いやあ、実に便利な言葉で、私もよくお世話になった。というか、たいして考えもせず無意識に使っていた。きっと文庫化はみんな待望されているのだと、なんの根拠もなくただぼんやりと思っていた。
「待望の文庫化」は誰が待望しているのか、という問いについては、武田砂鉄も『紋切型社会』の中で触れていたけれど、その「待望」の先にいるのは一体誰なのか。ごはんが炊けるまで暇なので考えてみる。
ちなみにうちの本棚に入っている新明解によると、「待望」の意味はこうだ。
【待望】それが実現(出現)する日を待ちこがれること。
ふふん、なるほど。まあ、そうだよね、その通り。
じゃあ、文庫化を待ち焦がれているのは誰なのか。
「待望の」とつくのはだいたいが単行本で話題になった本だ。人気作家の小説とか、ベストセラーとかがそう。だからまずはその作家のファン。
単行本も買ったけど、文庫もほしい。だって表紙のデザインも違うし文庫あとがきがあるかもしれないし、なにより解説があるじゃない。誰かなあ解説、楽しみー。ということでコレクター気質のファンは待望しているはず。私も文庫は解説から読んでいたことがあるので、解説目当てで買う気持ちはわかる。
次は単行本では買えなかったけれど、文庫なら買えるよ層。
たしかに単行本は装丁もこだわっているし、文字も大きくて読みやすいし、スペシャル感満載なのだけれど、如何せん値段が…本棚の場所が…持ち歩くには…。とつい小声でうつむきがちになってしまうような弱点もある。その点文庫は各方面のお悩みにニコニコと近寄ってするりと解決してくれる。「さあ、ぼくのかおを食べなよ」で元気百倍じゃないけれど、文庫のお手頃感はある意味無敵。しかも、大体の文庫化が単行本が出てから2~3年サイクルなのに、最近はだんだんとそのサイクルも早くなりつつある。忘れられないうちに、ということなんだろうけれど、おかげで文庫の無敵感はさらにパワーアップ。ちょっと待てば文庫でね派は「待ってました!」となるはずだ。

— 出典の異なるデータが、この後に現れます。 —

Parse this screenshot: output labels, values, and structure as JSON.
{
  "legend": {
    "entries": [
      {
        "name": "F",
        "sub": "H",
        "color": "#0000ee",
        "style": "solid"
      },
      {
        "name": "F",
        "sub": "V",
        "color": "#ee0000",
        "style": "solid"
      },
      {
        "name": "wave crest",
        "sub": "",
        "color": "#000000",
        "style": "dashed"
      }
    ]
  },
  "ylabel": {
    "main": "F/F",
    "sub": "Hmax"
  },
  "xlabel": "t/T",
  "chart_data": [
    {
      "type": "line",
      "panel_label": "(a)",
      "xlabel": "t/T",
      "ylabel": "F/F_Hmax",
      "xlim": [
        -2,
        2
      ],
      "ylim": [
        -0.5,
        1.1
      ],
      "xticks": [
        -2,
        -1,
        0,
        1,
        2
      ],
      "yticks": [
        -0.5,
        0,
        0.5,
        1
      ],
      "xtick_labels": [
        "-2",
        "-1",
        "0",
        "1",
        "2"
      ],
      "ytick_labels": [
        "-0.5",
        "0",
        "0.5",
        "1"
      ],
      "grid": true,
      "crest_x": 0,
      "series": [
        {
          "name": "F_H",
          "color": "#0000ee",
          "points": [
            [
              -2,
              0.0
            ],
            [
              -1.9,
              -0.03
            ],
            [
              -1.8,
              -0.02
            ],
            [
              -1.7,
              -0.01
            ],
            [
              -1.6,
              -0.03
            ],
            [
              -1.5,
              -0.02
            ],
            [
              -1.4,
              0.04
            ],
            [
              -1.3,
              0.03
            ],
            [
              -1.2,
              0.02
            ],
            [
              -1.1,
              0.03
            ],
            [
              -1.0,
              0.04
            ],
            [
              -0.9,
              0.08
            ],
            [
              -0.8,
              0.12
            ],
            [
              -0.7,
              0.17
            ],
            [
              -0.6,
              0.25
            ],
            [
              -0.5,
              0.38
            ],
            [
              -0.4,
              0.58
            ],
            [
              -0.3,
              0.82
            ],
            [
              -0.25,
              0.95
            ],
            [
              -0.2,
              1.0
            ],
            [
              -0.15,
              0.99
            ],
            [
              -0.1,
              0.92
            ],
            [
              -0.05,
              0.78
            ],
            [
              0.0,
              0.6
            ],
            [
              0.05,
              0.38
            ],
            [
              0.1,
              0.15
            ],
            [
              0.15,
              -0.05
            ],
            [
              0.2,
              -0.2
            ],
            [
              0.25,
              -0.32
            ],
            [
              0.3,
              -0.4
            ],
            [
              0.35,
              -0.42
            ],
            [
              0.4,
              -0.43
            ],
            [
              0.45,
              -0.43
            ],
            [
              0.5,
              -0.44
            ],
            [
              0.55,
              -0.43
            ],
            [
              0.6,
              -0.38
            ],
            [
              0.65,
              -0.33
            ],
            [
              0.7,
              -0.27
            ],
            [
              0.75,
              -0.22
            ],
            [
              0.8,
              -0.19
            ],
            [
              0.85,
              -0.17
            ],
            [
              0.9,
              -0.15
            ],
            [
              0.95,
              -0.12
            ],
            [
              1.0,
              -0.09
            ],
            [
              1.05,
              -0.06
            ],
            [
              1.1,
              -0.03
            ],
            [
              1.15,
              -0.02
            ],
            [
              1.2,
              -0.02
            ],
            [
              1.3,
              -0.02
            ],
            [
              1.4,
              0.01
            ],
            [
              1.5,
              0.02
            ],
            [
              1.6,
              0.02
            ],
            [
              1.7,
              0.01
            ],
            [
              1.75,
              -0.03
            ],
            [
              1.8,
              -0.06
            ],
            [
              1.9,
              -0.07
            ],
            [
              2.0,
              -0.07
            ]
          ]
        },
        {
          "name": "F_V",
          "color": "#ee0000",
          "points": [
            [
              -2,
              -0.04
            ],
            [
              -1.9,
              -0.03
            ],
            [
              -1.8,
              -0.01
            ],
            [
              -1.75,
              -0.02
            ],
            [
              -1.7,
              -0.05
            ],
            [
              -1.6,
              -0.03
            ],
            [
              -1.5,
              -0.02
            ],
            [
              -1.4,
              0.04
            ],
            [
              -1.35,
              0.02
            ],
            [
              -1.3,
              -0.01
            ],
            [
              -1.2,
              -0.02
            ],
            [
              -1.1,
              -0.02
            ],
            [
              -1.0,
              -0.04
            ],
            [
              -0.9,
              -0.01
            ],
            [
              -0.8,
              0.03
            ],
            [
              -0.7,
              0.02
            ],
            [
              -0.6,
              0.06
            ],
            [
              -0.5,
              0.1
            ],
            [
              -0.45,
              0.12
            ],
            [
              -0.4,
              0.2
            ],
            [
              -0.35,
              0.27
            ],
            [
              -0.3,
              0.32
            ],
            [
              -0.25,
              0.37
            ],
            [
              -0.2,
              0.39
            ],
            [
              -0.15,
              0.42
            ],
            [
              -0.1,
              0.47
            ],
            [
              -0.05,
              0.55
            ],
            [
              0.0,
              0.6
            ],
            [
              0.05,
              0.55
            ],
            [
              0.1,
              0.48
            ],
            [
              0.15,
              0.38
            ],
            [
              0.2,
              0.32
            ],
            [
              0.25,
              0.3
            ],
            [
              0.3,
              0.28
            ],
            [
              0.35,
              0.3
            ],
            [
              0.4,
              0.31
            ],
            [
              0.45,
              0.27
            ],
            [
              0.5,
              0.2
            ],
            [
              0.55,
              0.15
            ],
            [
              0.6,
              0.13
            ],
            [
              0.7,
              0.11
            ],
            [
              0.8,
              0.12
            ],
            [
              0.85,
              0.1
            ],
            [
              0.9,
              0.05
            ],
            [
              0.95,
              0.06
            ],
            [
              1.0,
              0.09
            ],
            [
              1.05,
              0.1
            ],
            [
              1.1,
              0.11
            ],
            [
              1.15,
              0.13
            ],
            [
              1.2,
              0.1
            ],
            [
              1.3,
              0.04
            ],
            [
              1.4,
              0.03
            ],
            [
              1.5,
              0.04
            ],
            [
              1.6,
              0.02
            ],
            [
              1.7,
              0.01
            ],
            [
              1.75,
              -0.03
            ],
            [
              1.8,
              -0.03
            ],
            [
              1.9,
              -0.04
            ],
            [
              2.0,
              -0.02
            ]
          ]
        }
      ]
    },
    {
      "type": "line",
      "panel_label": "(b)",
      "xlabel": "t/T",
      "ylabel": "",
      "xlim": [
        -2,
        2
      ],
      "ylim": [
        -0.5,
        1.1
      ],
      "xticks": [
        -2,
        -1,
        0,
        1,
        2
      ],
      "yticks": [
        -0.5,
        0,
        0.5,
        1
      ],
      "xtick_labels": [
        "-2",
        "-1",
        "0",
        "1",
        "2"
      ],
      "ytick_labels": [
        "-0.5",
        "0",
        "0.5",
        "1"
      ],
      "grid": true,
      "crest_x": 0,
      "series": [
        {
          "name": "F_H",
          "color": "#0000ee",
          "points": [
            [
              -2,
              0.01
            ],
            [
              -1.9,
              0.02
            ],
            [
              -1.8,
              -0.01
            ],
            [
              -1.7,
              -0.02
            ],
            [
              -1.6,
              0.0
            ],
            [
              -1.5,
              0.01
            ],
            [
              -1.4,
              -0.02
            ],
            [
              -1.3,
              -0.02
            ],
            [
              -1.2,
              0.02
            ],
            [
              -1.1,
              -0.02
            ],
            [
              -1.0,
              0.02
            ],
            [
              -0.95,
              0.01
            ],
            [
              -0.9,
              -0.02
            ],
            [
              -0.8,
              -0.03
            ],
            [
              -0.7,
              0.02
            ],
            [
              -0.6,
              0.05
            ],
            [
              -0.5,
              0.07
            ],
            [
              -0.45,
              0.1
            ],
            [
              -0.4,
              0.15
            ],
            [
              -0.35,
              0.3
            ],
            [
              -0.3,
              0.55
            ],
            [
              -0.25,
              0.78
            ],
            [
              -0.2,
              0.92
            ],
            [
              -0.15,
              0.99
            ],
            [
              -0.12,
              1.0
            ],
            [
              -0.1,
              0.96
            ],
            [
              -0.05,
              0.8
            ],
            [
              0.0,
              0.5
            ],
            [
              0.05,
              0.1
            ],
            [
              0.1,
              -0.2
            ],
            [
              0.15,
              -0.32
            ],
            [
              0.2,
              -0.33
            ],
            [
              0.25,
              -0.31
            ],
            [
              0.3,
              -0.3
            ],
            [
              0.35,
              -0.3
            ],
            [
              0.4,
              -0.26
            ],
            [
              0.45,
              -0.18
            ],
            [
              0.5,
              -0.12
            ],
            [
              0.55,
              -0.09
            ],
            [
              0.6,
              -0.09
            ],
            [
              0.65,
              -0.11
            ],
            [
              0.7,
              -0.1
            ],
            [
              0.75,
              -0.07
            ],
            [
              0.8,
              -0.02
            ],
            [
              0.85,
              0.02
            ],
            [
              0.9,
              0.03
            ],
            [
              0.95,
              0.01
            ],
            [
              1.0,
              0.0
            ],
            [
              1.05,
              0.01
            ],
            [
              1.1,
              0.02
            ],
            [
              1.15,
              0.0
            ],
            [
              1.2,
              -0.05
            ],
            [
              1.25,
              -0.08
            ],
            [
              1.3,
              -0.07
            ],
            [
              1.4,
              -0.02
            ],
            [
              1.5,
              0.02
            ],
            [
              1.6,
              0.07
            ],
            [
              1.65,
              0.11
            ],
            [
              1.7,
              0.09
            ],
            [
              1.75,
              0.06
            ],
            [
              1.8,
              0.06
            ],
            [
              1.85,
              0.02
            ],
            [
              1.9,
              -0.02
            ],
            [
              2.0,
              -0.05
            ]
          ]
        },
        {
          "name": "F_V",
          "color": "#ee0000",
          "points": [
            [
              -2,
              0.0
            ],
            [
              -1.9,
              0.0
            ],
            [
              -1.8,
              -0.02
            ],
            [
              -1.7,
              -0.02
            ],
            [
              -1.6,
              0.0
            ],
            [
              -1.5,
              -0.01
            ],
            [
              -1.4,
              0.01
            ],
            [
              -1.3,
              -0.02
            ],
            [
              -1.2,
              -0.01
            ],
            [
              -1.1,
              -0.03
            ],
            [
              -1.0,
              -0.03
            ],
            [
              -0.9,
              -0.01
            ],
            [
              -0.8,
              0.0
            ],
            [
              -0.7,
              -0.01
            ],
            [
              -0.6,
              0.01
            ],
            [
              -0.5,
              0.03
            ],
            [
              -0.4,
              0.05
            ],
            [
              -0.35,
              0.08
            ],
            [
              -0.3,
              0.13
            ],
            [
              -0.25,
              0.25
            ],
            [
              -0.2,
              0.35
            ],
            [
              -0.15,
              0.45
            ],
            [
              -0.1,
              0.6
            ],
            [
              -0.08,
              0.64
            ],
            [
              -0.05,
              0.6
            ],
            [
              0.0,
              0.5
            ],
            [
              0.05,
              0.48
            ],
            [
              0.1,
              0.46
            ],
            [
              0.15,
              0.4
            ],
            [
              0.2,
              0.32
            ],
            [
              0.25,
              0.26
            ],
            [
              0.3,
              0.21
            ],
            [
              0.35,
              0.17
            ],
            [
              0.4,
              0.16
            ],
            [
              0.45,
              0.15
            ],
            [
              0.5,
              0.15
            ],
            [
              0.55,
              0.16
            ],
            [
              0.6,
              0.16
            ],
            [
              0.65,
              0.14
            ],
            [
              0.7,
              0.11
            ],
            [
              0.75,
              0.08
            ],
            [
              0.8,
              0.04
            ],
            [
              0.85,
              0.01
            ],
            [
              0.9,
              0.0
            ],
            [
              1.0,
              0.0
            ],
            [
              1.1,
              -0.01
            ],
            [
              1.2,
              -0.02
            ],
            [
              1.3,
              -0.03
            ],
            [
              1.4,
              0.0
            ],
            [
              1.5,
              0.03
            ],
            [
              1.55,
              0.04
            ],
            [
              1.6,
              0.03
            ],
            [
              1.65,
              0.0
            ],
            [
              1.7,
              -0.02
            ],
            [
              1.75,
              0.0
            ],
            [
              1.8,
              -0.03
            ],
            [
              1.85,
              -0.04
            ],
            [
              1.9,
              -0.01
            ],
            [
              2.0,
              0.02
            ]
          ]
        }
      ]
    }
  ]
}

あとは出版社の人たち。毎月の文庫の出版点数は、大手だとかなりの数になったりするわけだけれども、目玉商品はいくつか必要なわけで。たぶん毎月どれかには「待望の文庫化!」という文句の入った帯が巻かれているはずだ。そうなると、「そろそろかな、そろそろ文庫化してもいいかなー」と狙われている単行本もたくさんあり、企画が通ると「よっしゃあっ!」となるのかもしれない。これは想像だけど。
そしてやっぱり書店員。目玉商品がほしいのは書店側も同じ。刊行予定が出ると、「わあー、これも文庫になるのね。よっしゃ派手にやるぜ、むふふ」となるわけだ。単行本で人気だった本はある程度の売り上げが見込めるし、ときには大化けする作品もあったりしてなかなか盛り上がる。そして文庫売場だけでなくお店全体の活気にもつながる、というわけだ。
最後に著者。加筆修正もできるし、印税も入るし、また読者も増える。これは待っているかも。
なんだ、結構みんな待ってるじゃないか。
でも使われすぎていまいち伝わってこないんだよなー。なんかもっと具体的にしてバリエーション出した方がいいのかな。
「著者待望の文庫化!」素直さがいい。ちょっと買ってあげたい。
「未読のみんなが待ってた!待望の文庫化」やっと読めるね。よかった。
「ファン待望の文庫化!」定番だけど、やっぱり安心するな。
「世界(日本中)が待ち望んだ文庫化」かっこいいけどスケールが非現実。
「売場を盛り上げて!書店員待望の文庫化」待望というより切望かも知れない。
まあ、なんでもいいか。みんな待ってるんだし。おしまい。